Het bestemmingsplan (verbeelding, regels en toelichting) is in digitale vorm opgesteld en vastgesteld. Het plan is opgesteld conform de Standaard Vergelijkbare BestemmingsPlannen 2012 (SVBP2012). Het bestemmingsplan is te raadplegen op internet. Bij het aanklikken van een bestemming verschijnen de planregels die erop van toepassing zijn in beeld. Op deze wijze wordt het bestemmingsplan toegankelijker. Daarnaast is zoals gebruikelijk een "papieren" versie van het bestemmingsplan beschikbaar. Als tussen beide vormen van het plan een verschil in uitleg mogelijk is, dan prevaleert de digitale versie van het plan boven de analoge.
Waar de overige paragrafen van deze plantoelichting de achtergronden van het uitwerkingsplan belichten, geeft deze paragraaf een toelichting op de bestemmingsplanregels. Uitgelegd wordt wat de bedoeling en strekking is van de verschillende onderdelen van de regels. Daartoe worden in deze paragraaf de regels per artikel toegelicht.
Het (juridische deel van het) uitwerkingsplan bestaat uit een verbeelding en regels, vergezeld van een toelichting. De verbeelding heeft een functie van visualisering van de bestemmingen. De (digitale) verbeelding vormt samen met de planregels het voor de burgers bindende deel van het uitwerkingsplan. De planregels bevatten het juridisch instrumentarium voor het regelen van het gebruik van de gronden, bepalingen omtrent de toegelaten bebouwing en regelingen betreffende het gebruik van aanwezige en/of op te richten bouwwerken. De regels zijn onderverdeeld in 4 hoofdstukken. Per hoofdstuk zullen de diverse regels artikelsgewijs worden besproken.
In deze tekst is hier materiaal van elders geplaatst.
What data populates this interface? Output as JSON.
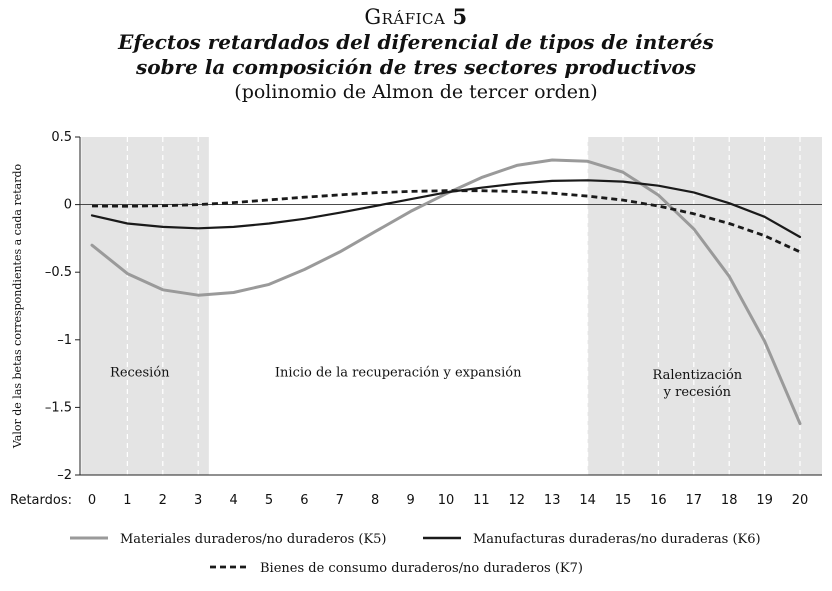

De toelichting heeft geen bindende werking. De toelichting maakt in juridische zin ook geen onderdeel uit van het uitwerkingsplan, maar heeft wel een belangrijke functie bij de weergave en onderbouwing van het plan en ook bij de uitleg van de bestemming en overige regels. In de toelichting wordt ook een relatie met het relevante beleid gelegd en een gebiedsbeschrijving gegeven. Op basis van het beleid en de gebiedsbeschrijving zijn vervolgens de uitgangspunten voor het uitwerkingsplan geformuleerd. Voor een belangrijk deel vindt voorliggend uitwerkingsplan zijn onderbouwing al in de toelichting van het bestemmingsplan Nieuwendam Noord - Markengouw (moederplan). In voorliggend uitwerkingsplan wordt nog kort stilgestaan bij relevante aspecten die in aanvulling hierop nader onderzoek en/of afweging vergen.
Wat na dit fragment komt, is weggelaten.